I am a dance and acrobat teacher at a studio outside Reading, PA. I have some very talented young tumblers however, one of the biggest problems I have is getting them to understand that a back handspring should be long and low. Many of my beginning tumblers want to jump high, coming down hard on their wrists, risking injury, let alone not using proper form. I tell them to stretch into their back handspring but I feel I don't make it clear enough. It seems to take a long time till they finally get it right! Any suggestions on how to get my point across. BTW, I do have class assistants who can demonstrate the proper technique.

One more question... Do you know of any workshops for acrobat teachers? We attend workshops every year that specialize in tap, jazz, ballet, and other forms of dance but, there are none for acrobat teachers. I am fortunate enough to have many really good tumblers and I would like to give them as much as possible but, I don't have any resources to fall back on (no new tricks, no info. on problems, etc.) Reading, PA is located about 1 ho
ur outside Philadelphia. Any suggestions?

Those high back handsprings are VERY hard on the wrists. You're right to encourage your students to stretch them long and backward. Rather than allow beginning students to develop poor habits that are tough to correct later, I prefer to keep the handsprings SLOW... and STANDING until they have a well-formed technique. I also suggest that the first few hundred handsprings be "step-out' rather than rebound exits. This allows the tumbler to keep the hips well-elevated and moving backward. Squatting and 'dead-landings' are eliminated.

It is a natural desire to advance rapidly and skip over basic exercises ... focusing on the excitement of the round-off handspring and such... but it ultimately is a terrible decision.

FIRST: students MUST build adequate strength in the legs, hops and in the shoulders & arms to propel and control themselves. I review a great many strength exercises... specific to the handspring in my "Better Back-Handsprings" video.  

SECOND: they must demonstrate MASTERY of the handstand (against a wall is fine) and the basic gymnastics positions. Any error in the handspring can usually be traced back to a weakness in the handstand... and it's MUCH easier to correct habits in the handstand because the body is not moving rapidly and risk is minimized.

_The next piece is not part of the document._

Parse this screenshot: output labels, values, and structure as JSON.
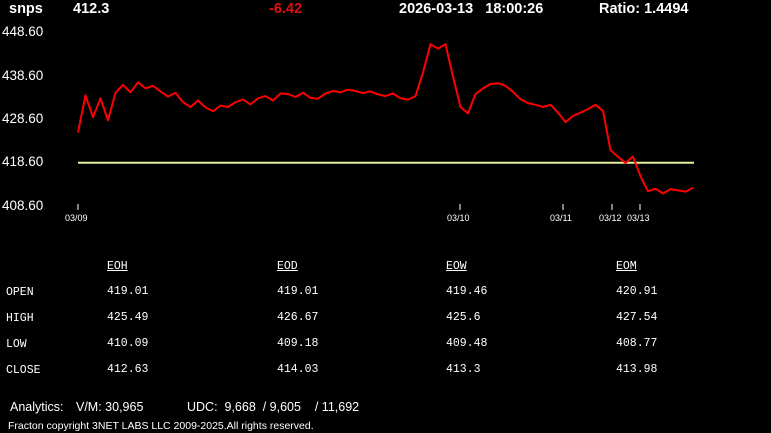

THIRD: They must demonstrate... AT SLOW SPEEDS... SPOTTED... that they CONSISTENTLY know how to perform all the motions and positions of the handspring... properly synchronized... BEFORE they are allowed to move off by themselves or to advance to multiple handsprings/round-off handsprings. YOU as the coach must keep the governor on them and DEMAND excellence of technique BEFORE the excitement of advancing. YES, all kids fight this... but coaches who let the kids jump ahead with the poor technique are ultimately doing them a great disservice. Did you know that your tablet can now actually help you with tumbling training? Click here to find out how.

Usually, 300-500 well-formed repetitions are necessary to create the habit of a well-formed handspring without a spotter or assistance. Most of those repetitions should be accompanied by exercises sets that isolate specific motions and positions that are mandatory in the handspring... for example...a "Lean-sit-jump-backwards onto a wedge-mat with CONSISTENTLY strong leg push and perfectly straight knees, extended feet.

Handsprings down a large wedge-mat are a superb transition between hand spotting and performing alone. TOLERATE ZERO ERRORS after the students have the basics down. make them land in EXACTLY the correct hand and feet positions... repeatedly.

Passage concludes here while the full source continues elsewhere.